The listener felt that the show about town subjected residents who believed in ‘alternative spirituality’ to ‘much ridicule and mockery’. And claimed that the comedian would not have ‘dared to apply this kind of mockery to, say, Christianity or Islam’.

Originally the complaints director responded: ‘I don’t believe the [BBC] guidelines are intended to prevent humour being derived from beliefs, but rather to limit the risk that unnecessary offence is caused or prejudice perpetuated. I do not believe that humour about those who use incense, tarot cards, etc. amounts to an attack on a religion.’

However, the complainant said Steel went beyond criticism and into ‘abusive treatment of beliefs’… for example indicating by ‘an inflexion of the voice’ that various practices were ‘pretty pathetic’.

When it reached the committee, they agreed with the original response: that Steel’s personal approach had not deliberately or offensively mocked alternative beliefs and practices when judged against generally accepted standards.

In fact Steel event praised the diversity and creativity of Glastonbury’s residents in the show, and remarked that it seemed to be a happy town, stating: ‘This might be a key point about why some people join New Age movements, it’s a religion where you’re allowed to have fun and be occasionally cheerful.’ He then compared this with the depressive nature of Presbyterianism. and concluded: ‘Glastonbury is inspiring.’

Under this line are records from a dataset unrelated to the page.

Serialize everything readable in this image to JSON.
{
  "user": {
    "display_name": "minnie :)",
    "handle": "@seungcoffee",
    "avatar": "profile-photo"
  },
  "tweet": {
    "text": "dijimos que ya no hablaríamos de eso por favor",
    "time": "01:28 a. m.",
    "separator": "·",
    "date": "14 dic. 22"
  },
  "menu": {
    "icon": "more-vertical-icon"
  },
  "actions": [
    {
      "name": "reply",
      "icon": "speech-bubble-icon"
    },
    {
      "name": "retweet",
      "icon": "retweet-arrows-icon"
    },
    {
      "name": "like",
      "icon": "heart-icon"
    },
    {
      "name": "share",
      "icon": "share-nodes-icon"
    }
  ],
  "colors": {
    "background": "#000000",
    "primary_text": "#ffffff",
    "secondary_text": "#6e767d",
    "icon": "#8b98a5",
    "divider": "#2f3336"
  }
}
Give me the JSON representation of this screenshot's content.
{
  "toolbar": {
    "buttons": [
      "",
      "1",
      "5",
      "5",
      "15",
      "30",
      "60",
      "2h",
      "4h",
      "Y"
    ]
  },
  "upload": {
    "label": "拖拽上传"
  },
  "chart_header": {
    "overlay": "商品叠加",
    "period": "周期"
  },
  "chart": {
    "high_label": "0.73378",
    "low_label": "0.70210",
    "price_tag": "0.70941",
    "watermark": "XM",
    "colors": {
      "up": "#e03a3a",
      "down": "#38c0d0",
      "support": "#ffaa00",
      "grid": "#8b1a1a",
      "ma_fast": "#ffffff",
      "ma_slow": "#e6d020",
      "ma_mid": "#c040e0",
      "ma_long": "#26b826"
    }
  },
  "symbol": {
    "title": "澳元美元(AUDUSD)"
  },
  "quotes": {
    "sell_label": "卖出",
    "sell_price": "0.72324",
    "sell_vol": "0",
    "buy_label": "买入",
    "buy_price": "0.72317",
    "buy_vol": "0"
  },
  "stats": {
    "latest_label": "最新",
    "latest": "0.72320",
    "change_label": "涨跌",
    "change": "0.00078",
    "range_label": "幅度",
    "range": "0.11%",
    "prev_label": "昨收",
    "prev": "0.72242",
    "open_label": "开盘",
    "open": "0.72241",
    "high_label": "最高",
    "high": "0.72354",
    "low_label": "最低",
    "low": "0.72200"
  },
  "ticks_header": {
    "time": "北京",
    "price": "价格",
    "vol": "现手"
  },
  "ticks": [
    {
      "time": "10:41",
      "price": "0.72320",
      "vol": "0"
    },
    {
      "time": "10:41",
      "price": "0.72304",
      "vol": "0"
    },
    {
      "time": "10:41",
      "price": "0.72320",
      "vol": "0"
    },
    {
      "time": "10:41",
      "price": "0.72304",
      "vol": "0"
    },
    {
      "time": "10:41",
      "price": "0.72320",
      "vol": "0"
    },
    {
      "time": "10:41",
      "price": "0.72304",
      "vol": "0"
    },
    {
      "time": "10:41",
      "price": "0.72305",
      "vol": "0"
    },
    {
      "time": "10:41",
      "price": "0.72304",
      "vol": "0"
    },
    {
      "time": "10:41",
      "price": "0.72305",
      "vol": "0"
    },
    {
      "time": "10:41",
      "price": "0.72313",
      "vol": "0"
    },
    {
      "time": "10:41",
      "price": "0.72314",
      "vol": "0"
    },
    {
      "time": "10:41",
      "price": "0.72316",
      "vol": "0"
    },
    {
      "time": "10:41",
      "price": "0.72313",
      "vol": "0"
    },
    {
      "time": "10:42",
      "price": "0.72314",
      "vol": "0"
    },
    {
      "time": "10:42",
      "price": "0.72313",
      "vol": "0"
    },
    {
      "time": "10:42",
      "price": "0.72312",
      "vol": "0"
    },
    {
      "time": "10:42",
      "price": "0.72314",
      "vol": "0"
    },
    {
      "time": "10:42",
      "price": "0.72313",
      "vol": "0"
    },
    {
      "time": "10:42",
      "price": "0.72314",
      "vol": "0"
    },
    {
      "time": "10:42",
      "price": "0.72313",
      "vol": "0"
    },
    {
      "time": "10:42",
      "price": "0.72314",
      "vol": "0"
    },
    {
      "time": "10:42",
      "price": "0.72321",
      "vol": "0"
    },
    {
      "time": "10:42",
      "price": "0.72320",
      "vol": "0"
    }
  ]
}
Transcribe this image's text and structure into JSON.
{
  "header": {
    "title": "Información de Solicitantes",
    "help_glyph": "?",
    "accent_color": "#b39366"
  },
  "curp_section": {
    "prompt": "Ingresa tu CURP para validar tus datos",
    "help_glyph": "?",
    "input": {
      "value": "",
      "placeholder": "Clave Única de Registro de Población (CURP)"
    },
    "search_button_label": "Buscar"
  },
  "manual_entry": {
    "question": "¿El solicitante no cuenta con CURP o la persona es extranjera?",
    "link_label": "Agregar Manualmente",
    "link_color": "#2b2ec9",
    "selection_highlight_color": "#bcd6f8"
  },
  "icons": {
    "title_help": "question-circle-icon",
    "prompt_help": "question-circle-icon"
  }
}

In a separate ruling, the committee said it would not take any further a complaint that the hidden camera show The Revolution Will Be Televised was anti-semitic.

An episode of the BBC Three show that aired last January featured Jolyon Rubinstein and Heydon Prowse telling traders near the Israeli Embassy that the embassy wanted to build a conservatory and that it would be taking over some extra land, as was its historic right.

A viewer complained that: ‘The misrepresentation in the programme and the concept of Jews taking over the world through expansion, are simply anti-Semitic tropes.’

However BBC executives said the sketch was intended to reference Israeli policy in the West Bank, rather than being offensive to Jewish people.